Buying a cpu today to upgrade a year or 2 later for something like hyperthreading and/or doubled cache is likely not worth the money spent (unless the price they charge is something very small, as in $20€) on the upgrade vs the performance increase, specially if the ram is holding back the upgrade the customer thinks will get.
Guess it depends. My laptop has 8Gb of ram. an OCZ Vertex 2 SSD and Win7 64; my laptop hits a CPU bottleneck just turning it on. If I had an i3-330m, I'd be waiting probably another fifteen seconds just to get my desktop.
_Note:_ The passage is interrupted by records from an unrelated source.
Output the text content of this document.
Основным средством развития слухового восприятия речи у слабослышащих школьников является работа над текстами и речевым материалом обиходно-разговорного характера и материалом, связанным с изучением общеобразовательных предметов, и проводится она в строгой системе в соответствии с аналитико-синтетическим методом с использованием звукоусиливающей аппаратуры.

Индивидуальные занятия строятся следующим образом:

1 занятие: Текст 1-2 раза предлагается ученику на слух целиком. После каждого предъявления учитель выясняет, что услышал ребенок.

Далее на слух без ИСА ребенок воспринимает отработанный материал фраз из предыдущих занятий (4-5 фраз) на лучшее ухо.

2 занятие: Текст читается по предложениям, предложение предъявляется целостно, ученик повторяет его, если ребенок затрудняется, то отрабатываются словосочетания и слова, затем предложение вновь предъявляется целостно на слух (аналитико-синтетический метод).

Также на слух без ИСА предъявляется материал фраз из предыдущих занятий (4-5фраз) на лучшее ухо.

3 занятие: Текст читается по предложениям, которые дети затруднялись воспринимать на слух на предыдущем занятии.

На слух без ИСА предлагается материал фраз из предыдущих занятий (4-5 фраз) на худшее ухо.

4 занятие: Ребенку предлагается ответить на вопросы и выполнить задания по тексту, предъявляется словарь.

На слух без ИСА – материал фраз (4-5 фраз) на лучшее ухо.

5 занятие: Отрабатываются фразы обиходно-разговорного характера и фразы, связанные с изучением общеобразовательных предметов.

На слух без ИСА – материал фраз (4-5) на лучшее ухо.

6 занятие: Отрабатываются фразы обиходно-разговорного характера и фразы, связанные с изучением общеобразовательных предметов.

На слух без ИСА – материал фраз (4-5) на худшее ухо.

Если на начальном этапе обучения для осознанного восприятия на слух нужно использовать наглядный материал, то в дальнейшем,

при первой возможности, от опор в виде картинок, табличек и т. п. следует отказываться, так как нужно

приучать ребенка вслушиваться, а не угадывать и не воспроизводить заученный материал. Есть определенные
Since the initial price difference between an i3-330 and an i7-640 would be several hundred dollars, I don't expect it to necessarily be
cheaper to upgrade it after it leaves the factory. But I also don't expect it to cost more than the "bare" i7 processor would, either. And maybe I only 'need' an i5-520m's worth of performance out of it, or at least maybe the upgrade cost to that level of performance makes more sense... Dunno.
And for laptops that will just be good to help drain the battery life faster(also would the laptop be able to stably handle the extra TDP say during summer under heavy use? There would be a good chance to increase problems), unless its always plugged on.
Well, the i3-330m, the i5-520m, and the i7-640m are all 35W TDP processors. In fact, they're all the
exact same die with a bit of binning perhaps and some parts fused off and settings hard-wired. The i3-330m has no turboboost, no AES, 3mb of cache and runs at 2.13ghz. The i5-520m has 2/4 bins for turboboost, does have AES, 3mb of cache, and runs at 2.4ghz. The i7-640m has 3/5 bins for turboboost, does have AES, 4mb of cache, and runs at 2.8Ghz. But they're all the same die, and they all are 35W TDP parts that feature onboard video.
As for the rest? Who are you to say what is more interesting to the entire customer base of Intel's wide range of processors? I can imagine LOTS of sales for this sort of upgrade, which is what they're REALLY after.
It's not going to stop my personal upgrade path; I buy what I want and typically upgrade the entire machine when it's "slow". But my usage (and likely, your usage) is not the typical usage of the grand majority of PC users out there.